444 Days
Whoa! That jolted me back. Back to December of 1979 precisely. My parents hosted a Christmas dinner party every year and invited all of dad's high school buddies and their spouses. The Iranian Hostage Crisis was the talk of the day and one of dad's more irreverent friends, brought the 'Fuck Iran' and 'Ayatollah Ass-a-hollah' buttons to pass out. Needless to say, none of the lawyers, doctors, bankers or any of the three Jesuit priests in attendence donned the buttons, but as a kid I was captivated. 'Wow, curse words on a button,' I must have thought. Turns out these weren't obscure novelty items. If you walked down the street of any touristy part of Manhattan that Christmas season, you would likely pass several places (or people) selling them. Back then we seemed to understand that Khomeini & Co. were nut cases and deserving of our scorn and vigilence. It was OK. Clearly that is not the case now. Khomeini's proteges are building nuclear bombs, joking about the Holocaust and threatening to wipe another country off the map and the American public seems somewhere between not caring and skeptical of not them, but us! Perhaps the intervening years have dulled us, after all Iran has for the most part been off our radar screen for 20+ years. Our short attention spans don't help either. On the scale of history, the Iranian Hostage Crisis was basically yesterday and nothing has changed, but we don't see it.
Those buttons got me interested in what was going on, and as a kid, I asked the type of questions you would expect of a kid - simple, unburdened by nuance, perhaps inane to an adult yet clumsily trenchant. "Dad, why has the President let those people be held hostage for so long?" I don't know, son. "Dad, will our new President, the actor guy, help those people get free?" I don't know but I think so, and I hope so, son.

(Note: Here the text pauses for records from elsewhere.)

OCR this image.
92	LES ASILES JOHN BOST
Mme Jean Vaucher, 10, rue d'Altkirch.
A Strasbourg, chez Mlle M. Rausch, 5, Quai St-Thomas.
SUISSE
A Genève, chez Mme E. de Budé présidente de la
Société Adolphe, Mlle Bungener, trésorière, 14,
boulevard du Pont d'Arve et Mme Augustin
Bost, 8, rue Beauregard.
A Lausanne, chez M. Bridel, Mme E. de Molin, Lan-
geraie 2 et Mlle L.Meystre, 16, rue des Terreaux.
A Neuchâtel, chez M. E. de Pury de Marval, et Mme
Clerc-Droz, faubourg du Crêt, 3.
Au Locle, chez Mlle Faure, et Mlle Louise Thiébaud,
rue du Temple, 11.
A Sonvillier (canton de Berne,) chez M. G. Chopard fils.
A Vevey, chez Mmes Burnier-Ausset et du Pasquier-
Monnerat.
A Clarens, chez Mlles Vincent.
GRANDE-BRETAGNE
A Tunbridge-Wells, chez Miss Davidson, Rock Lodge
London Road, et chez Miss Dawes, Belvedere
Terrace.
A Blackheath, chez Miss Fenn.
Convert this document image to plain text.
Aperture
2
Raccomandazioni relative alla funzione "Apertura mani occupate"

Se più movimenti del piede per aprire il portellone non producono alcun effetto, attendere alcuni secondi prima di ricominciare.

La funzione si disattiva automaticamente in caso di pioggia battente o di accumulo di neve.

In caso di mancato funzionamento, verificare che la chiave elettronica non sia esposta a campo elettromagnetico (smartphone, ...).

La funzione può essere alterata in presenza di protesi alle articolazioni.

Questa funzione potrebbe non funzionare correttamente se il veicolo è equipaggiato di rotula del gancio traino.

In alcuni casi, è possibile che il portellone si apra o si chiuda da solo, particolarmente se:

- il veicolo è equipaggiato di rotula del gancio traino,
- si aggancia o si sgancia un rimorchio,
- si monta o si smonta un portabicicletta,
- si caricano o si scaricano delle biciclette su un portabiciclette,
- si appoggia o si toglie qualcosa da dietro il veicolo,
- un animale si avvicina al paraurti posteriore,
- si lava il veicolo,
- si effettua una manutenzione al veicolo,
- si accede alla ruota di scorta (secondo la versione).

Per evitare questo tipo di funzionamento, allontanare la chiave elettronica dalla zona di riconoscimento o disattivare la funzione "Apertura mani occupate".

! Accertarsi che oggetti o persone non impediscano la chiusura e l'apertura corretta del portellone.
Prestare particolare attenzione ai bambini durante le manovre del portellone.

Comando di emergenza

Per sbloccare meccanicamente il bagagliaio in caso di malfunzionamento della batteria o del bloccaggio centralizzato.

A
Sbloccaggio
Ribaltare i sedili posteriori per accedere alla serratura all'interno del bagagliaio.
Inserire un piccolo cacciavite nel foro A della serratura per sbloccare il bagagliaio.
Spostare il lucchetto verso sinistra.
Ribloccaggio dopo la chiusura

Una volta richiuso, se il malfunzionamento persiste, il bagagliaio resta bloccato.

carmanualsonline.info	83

444 days. It was my first lesson in foreign affairs. One type of leader let it go on for 444 days. Would the other type of leader have let it go on that long? We'll never truly know, but history has given us about as close to certainty as we'll get - it was unlikely the cowboy actor guy would have let the situation persist.
So, will Iran get the bomb? I don't know, but I hope not. I would be more optimistic if I saw more of those buttons floating around the kiosks and street vendors in NYC these days.